Recent stories from a variety of sources, including NASA, the Financial Times, and the New York Times report that Earth’s temperature reached a record high in 2016. The high frequency of these claims cast the matter as fact, and paint a grave picture of the problem.
Yet, professors who are experts in climate science say they believe that this headline may inspire hastily drawn conclusions. Moreover, the doom and gloom with which it is presented fails to put Earth’s temperature changes in context, say these climate scientists — considered by scholars who tout extreme global warming scenarios as climate skeptics.
“‘2016 was the warmest year on record’ implies that the earth has never been this warm…ever,” David Legates, associate professor of geography at the University of Delaware, told The College Fix via email.
“The ‘record’ happens to start in the mid-1800s — right about the time that we were emerging from the Little Ice Age…probably the coldest period since the demise of the last ice age some 22,000 years ago. So we start the phrase ‘on record’ at a point where global temperatures were at their coldest in many millennia. It is not surprising that warming would follow,” Legates said.
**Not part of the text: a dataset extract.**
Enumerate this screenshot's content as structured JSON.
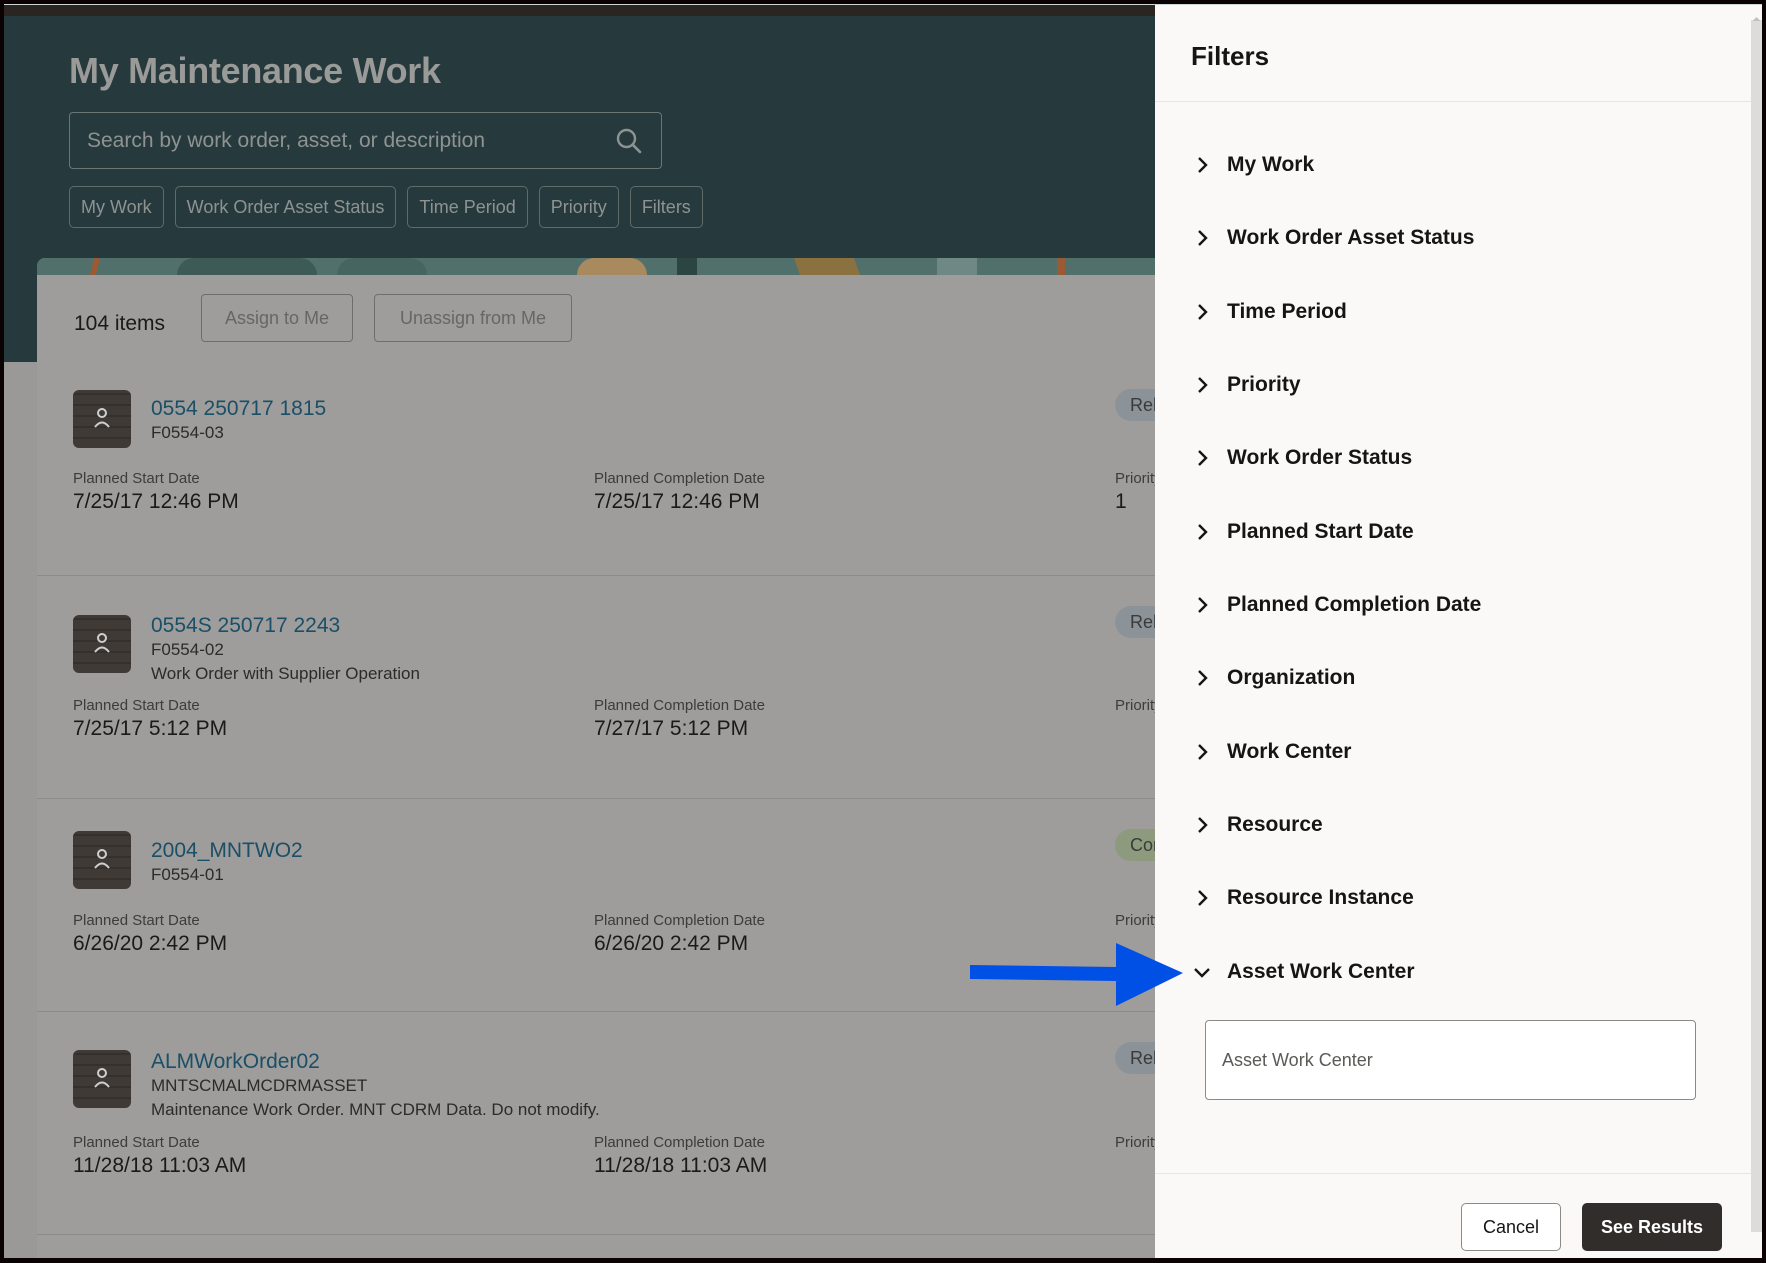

Legates also noted that the temperature increase between 2015 and 2016 was a mere .01‚ÑÉ — well within the margin of error for statistical calculation.
“One could easily have written the title ‘No change in Global Temperatures in 2016,’ but that wouldn’t sell newspapers,” Legates quipped.
Climatologist Judith Curry agrees with Legates’ analysis. Previously the Chair and a Professor of the School of Earth and Atmospheric Sciences at the Georgia Institute of Technology, Curry wrote in an email to The College Fix that “examination of the satellite data record of atmospheric temperatures, 2016 was only slightly warmer than 1998 — a difference that is not statistically significant.”
She said more caution is needed when making broad claims about Earth’s rising temperatures, noting that scientists do not currently have a broad enough time horizon over which to examine these hypotheses.
“Understanding the difference in trends between the surface temperature data sets and the satellite data sets of atmospheric temperature remains an outstanding challenge for scientists. What is the significance of the ‘warmest year’? Following the 1998 peak in warming, temperatures dropped substantially for the next several years. It will be another five years before we have perspective on this recent spike in temperatures,” Curry said.
In a similar vein, MIT climate scientist emeritus Richard Lindzen notes on Climate Depot that satellite data shows an 18 plus year standstill in global temperatures.
After NASA’s announcement about 2016 being the hottest year on record, Lindzen stated that, “it is proof of dishonesty to argue about things like small fluctuations in temperature or the sign of a trend…the most important to thing to keep in mind is — when you ask ‘is it warming, is it cooling,’ etc. — is that we are talking about something tiny (temperature changes) and that is the crucial point.”